The framework model, including the factors influencing CMWL, was expressed in the form of a family of Influence Diagrams, using an already available Influence Diagram modeling software tool called IDEAS. This technique provides a modeling environment which allows the insights arising from theory based approaches, together with the knowledge and experience of mariners, to be combined in a form suitable for assessment. They also provide a method for allowing workload assessment to be linked to externally measurable data such as incident reports to allow verification of the predictions of the tool.

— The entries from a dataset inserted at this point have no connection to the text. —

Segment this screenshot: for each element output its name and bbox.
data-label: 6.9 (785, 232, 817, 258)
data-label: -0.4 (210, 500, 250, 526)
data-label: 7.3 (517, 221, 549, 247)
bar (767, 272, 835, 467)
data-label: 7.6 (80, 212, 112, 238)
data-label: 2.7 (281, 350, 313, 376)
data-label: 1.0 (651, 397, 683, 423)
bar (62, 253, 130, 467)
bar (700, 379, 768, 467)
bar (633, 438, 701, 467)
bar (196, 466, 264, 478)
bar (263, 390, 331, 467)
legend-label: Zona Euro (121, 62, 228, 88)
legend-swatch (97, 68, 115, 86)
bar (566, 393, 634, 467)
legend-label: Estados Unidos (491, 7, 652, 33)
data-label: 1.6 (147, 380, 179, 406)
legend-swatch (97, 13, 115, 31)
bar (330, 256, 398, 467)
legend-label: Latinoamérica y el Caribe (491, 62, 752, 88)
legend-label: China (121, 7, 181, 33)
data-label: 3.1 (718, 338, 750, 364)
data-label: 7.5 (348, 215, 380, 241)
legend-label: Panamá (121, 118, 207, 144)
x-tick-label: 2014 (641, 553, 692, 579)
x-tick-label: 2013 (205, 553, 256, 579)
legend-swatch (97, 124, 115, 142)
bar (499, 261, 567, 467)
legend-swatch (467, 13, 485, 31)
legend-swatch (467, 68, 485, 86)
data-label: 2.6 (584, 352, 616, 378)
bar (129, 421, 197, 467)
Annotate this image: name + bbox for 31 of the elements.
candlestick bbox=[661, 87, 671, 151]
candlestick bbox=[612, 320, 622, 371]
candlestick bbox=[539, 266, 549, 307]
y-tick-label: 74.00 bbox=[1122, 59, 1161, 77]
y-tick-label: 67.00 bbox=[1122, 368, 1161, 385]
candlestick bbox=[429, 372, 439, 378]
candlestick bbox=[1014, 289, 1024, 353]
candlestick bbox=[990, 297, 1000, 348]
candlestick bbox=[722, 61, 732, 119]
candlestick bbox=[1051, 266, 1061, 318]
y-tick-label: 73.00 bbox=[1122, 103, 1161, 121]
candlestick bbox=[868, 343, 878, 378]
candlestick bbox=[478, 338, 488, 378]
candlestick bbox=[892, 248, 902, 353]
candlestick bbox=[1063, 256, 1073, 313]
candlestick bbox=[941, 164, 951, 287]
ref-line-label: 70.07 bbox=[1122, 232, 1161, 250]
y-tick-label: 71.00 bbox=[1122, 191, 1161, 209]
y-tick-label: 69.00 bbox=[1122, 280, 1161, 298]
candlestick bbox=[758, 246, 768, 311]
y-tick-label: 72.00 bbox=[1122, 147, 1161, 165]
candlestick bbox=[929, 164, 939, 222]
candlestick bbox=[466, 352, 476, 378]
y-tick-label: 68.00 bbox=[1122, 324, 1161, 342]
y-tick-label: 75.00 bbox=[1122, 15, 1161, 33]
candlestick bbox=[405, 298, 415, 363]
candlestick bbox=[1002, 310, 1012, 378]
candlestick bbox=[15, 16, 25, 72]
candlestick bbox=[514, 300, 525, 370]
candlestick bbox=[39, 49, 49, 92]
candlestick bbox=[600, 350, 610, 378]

This framework model was used as the starting point (or seed model) for a series of interactive sessions with subject matter experts from the commercial marine industry, including Masters, First and Second Officers, and recently trained personnel. These sessions were used to develop workload models for different domains of shipping activities from high speed ferries, coasters and deep sea operations such as tankers. Both overload and underload models were developed. These models were then validated by using them to assess scenarios known to the workshop participants

The main benefit of this approach was that it was pragmatic, evidence based, and did not depend on the accuracy of specific theoretical approaches in order to produce a workable CMWL tool. The use of the IDEAS modeling tool allowed the project to build on an existing tried and tested modeling environment that has been successfully utilized in a wide range of applications over the past 10 years. This approach also allowed more of the software resources to be utilized for the development of the interface and user facilities.